Por sua vez, Luís Couto, sócio da SPCB Legal, explica que é preciso distinguir dois planos: «o da relação laboral e o da relação de administração». Distinguindo as duas, «em princípio, a mera existência de um caso amoroso entre duas pessoas de uma empresa não poderá, por si só, levar ao despedimento com justa causa de um trabalhador ou trabalhadora, ainda que resulte de regulamento interno (código de ética) a proibição de relacionamentos entre colaboradores da mesma organização». Luís Couto detalha que esta norma regulamentar «poria em causa o direito à reserva da vida privada, que tem consagração constitucional e legal, pelo que seria sempre ferida de ilegalidade e inconstitucionalidade» e, para que «o relacionamento amoroso possa fundar um despedimento, sempre terá resultar do mesmo a violação de qualquer dever laboral, com prejuízo para a atividade da empresa, que seja de tal forma grave que ponha em causa, de forma imediata, a continuidade da relação laboral».
E deixa um exemplo: «Se um dos envolvidos na relação transmitisse, comprovadamente, ao outro segredos empresariais, a que este não teria acesso, tal já poderia configurar fundamento para o despedimento, que, assim, resultaria dessa violação do segredo empresarial e não, tão só da mera existência da relação amorosa».
Já no que diz respeito a um administrador, Luís Couto explica que, «não beneficiando este da proteção da lei laboral, se a proibição de relacionamento amoroso resultar de regulamento interno (código de ética) ou dos termos contratuais estabelecidos entre as partes, já se pode admitir, pelo menos em tese, que a violação dessa obrigação expressamente assumida pode sustentar a sua destituição com justa causa, por isso, sem direito a indemnização».
Cingindo-nos «unicamente ao caso da violação do regulamento interno (código de ética) por parte de um administrador, caberá sempre à Assembleia Geral apreciar os factos que constituirão justa causa e deliberar a destituição do administrador», diz o advogado, explicando que o artigo 403º, n.º 3 do Código das Sociedade Comerciais, «permite, contudo que um ou mais accionistas titulares de acções correspondentes, pelo menos, a 10% do capital social podem, enquanto não tiver sido convocada a assembleia geral para deliberar sobre o assunto, possa requerer a destituição judicial de um administrador, com fundamento em justa causa. A investigação sobre a existência dos factos caberá à entidade interna que tem competência para instruir o processo, por exemplo, a Comissão de Ética».

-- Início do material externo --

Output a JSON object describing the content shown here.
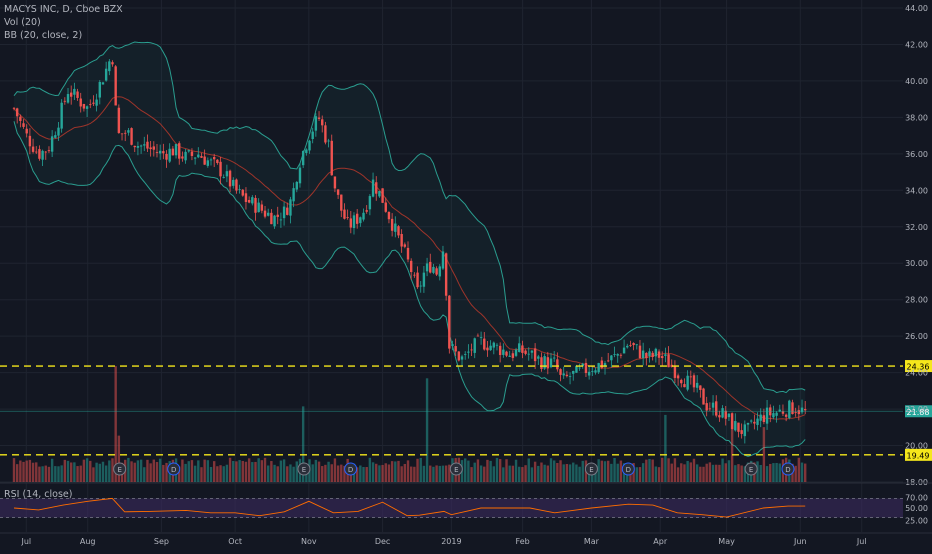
{
  "legend": {
    "title": "MACYS INC, D, Cboe BZX",
    "volume": "Vol (20)",
    "bollinger": "BB (20, close, 2)",
    "rsi": "RSI (14, close)"
  },
  "colors": {
    "background": "#131722",
    "up": "#26a69a",
    "down": "#ef5350",
    "bb_band": "#2a9d8f",
    "bb_basis": "#c0392b",
    "hline": "#f5e71b",
    "rsi_line": "#ff6d00",
    "rsi_fill": "#3b2a5e"
  },
  "chart_data": {
    "type": "candlestick",
    "title": "MACYS INC, D, Cboe BZX",
    "price_axis": {
      "min": 18,
      "max": 44,
      "ticks": [
        "44.00",
        "42.00",
        "40.00",
        "38.00",
        "36.00",
        "34.00",
        "32.00",
        "30.00",
        "28.00",
        "26.00",
        "24.00",
        "22.00",
        "20.00",
        "18.00"
      ]
    },
    "time_axis": {
      "labels": [
        "Jul",
        "Aug",
        "Sep",
        "Oct",
        "Nov",
        "Dec",
        "2019",
        "Feb",
        "Mar",
        "Apr",
        "May",
        "Jun",
        "Jul"
      ],
      "label_positions": [
        0.5,
        3.0,
        6.0,
        9.0,
        12.0,
        15.0,
        17.8,
        20.7,
        23.5,
        26.3,
        29.0,
        32.0,
        34.5
      ],
      "span_months": [
        0,
        36
      ]
    },
    "horizontal_lines": [
      {
        "value": 24.36,
        "label": "24.36"
      },
      {
        "value": 19.49,
        "label": "19.49"
      }
    ],
    "last_price": {
      "value": 21.88,
      "label": "21.88"
    },
    "price_path": [
      [
        0,
        38.5
      ],
      [
        0.5,
        37.0
      ],
      [
        1.0,
        36.0
      ],
      [
        1.4,
        36.3
      ],
      [
        1.8,
        37.8
      ],
      [
        2.2,
        39.5
      ],
      [
        2.6,
        39.0
      ],
      [
        3.0,
        38.5
      ],
      [
        3.4,
        39.5
      ],
      [
        3.8,
        40.8
      ],
      [
        4.0,
        41.5
      ],
      [
        4.2,
        37.0
      ],
      [
        4.6,
        37.2
      ],
      [
        5.0,
        36.5
      ],
      [
        5.5,
        36.3
      ],
      [
        6.0,
        36.0
      ],
      [
        6.5,
        36.2
      ],
      [
        7.0,
        35.8
      ],
      [
        7.5,
        36.0
      ],
      [
        8.0,
        35.5
      ],
      [
        8.5,
        35.0
      ],
      [
        9.0,
        34.0
      ],
      [
        9.4,
        33.5
      ],
      [
        9.8,
        33.2
      ],
      [
        10.2,
        32.8
      ],
      [
        10.6,
        32.5
      ],
      [
        11.0,
        32.8
      ],
      [
        11.3,
        33.5
      ],
      [
        11.6,
        35.5
      ],
      [
        12.0,
        37.0
      ],
      [
        12.4,
        38.0
      ],
      [
        12.8,
        36.5
      ],
      [
        13.0,
        34.5
      ],
      [
        13.3,
        33.0
      ],
      [
        13.6,
        32.0
      ],
      [
        14.0,
        32.5
      ],
      [
        14.3,
        33.0
      ],
      [
        14.6,
        34.5
      ],
      [
        15.0,
        33.5
      ],
      [
        15.3,
        32.5
      ],
      [
        15.6,
        31.5
      ],
      [
        15.9,
        30.5
      ],
      [
        16.2,
        29.5
      ],
      [
        16.4,
        28.3
      ],
      [
        16.7,
        29.5
      ],
      [
        17.0,
        30.0
      ],
      [
        17.2,
        29.5
      ],
      [
        17.5,
        31.0
      ],
      [
        17.7,
        25.5
      ],
      [
        18.0,
        25.0
      ],
      [
        18.3,
        24.7
      ],
      [
        18.6,
        25.3
      ],
      [
        19.0,
        25.7
      ],
      [
        19.4,
        25.5
      ],
      [
        19.8,
        25.3
      ],
      [
        20.2,
        25.0
      ],
      [
        20.6,
        25.2
      ],
      [
        21.0,
        25.0
      ],
      [
        21.5,
        24.6
      ],
      [
        22.0,
        24.5
      ],
      [
        22.3,
        23.5
      ],
      [
        22.6,
        23.8
      ],
      [
        23.0,
        24.0
      ],
      [
        23.5,
        24.3
      ],
      [
        24.0,
        24.5
      ],
      [
        24.5,
        24.9
      ],
      [
        25.0,
        25.6
      ],
      [
        25.4,
        25.2
      ],
      [
        25.8,
        24.8
      ],
      [
        26.2,
        25.0
      ],
      [
        26.6,
        24.6
      ],
      [
        27.0,
        24.0
      ],
      [
        27.4,
        23.5
      ],
      [
        27.8,
        23.0
      ],
      [
        28.2,
        22.2
      ],
      [
        28.6,
        22.0
      ],
      [
        29.0,
        21.5
      ],
      [
        29.4,
        21.0
      ],
      [
        29.8,
        20.7
      ],
      [
        30.2,
        21.3
      ],
      [
        30.6,
        21.7
      ],
      [
        31.0,
        21.8
      ],
      [
        31.4,
        22.0
      ],
      [
        31.8,
        22.1
      ],
      [
        32.2,
        21.8
      ]
    ],
    "volume_spikes": [
      [
        4.1,
        0.95
      ],
      [
        16.8,
        0.85
      ],
      [
        11.8,
        0.62
      ],
      [
        4.3,
        0.38
      ],
      [
        26.5,
        0.55
      ],
      [
        29.2,
        0.5
      ],
      [
        30.5,
        0.45
      ]
    ],
    "earnings_markers": [
      {
        "label": "E",
        "x": 4.3
      },
      {
        "label": "D",
        "x": 6.5
      },
      {
        "label": "E",
        "x": 11.8
      },
      {
        "label": "D",
        "x": 13.7
      },
      {
        "label": "E",
        "x": 18.0
      },
      {
        "label": "E",
        "x": 23.5
      },
      {
        "label": "D",
        "x": 25.0
      },
      {
        "label": "E",
        "x": 30.0
      },
      {
        "label": "D",
        "x": 31.5
      }
    ],
    "rsi": {
      "levels": [
        70,
        30
      ],
      "tick_labels": [
        "70.00",
        "50.00",
        "25.00"
      ],
      "path": [
        [
          0,
          52
        ],
        [
          1,
          44
        ],
        [
          2,
          58
        ],
        [
          3,
          62
        ],
        [
          4,
          72
        ],
        [
          4.5,
          40
        ],
        [
          5.5,
          45
        ],
        [
          7,
          43
        ],
        [
          8,
          42
        ],
        [
          9,
          38
        ],
        [
          10,
          36
        ],
        [
          11,
          40
        ],
        [
          12,
          66
        ],
        [
          13,
          38
        ],
        [
          14,
          45
        ],
        [
          15,
          60
        ],
        [
          16,
          36
        ],
        [
          16.5,
          33
        ],
        [
          17.5,
          45
        ],
        [
          17.8,
          34
        ],
        [
          19,
          52
        ],
        [
          21,
          48
        ],
        [
          22,
          42
        ],
        [
          23.5,
          48
        ],
        [
          25,
          60
        ],
        [
          26,
          54
        ],
        [
          27,
          42
        ],
        [
          28,
          34
        ],
        [
          29,
          33
        ],
        [
          30.5,
          48
        ],
        [
          31.5,
          56
        ],
        [
          32.2,
          52
        ]
      ]
    }
  }
}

E se não tivessem cargos tão elevados? «Como referi, só no âmbito da relação estabelecida entre o Administrador e a sociedade, que não é de índole laboral, é que se pode equacionar que a mera verificação da existência de uma relação amorosa com subordinados ou pares, possa, por si só, levar à destituição com justa causa», diz Luís Couto, acrescentando que «já no que diz respeito à relação estabelecida entre a sociedade empregadora e os seus trabalhadores, vinculados por contrato de trabalho, a mera verificação da existência de um relacionamento amoroso sempre será insuficiente para constituir justa causa de despedimento, ainda que a sua proibição resulte inscrita em regulamento interno (código de ética)».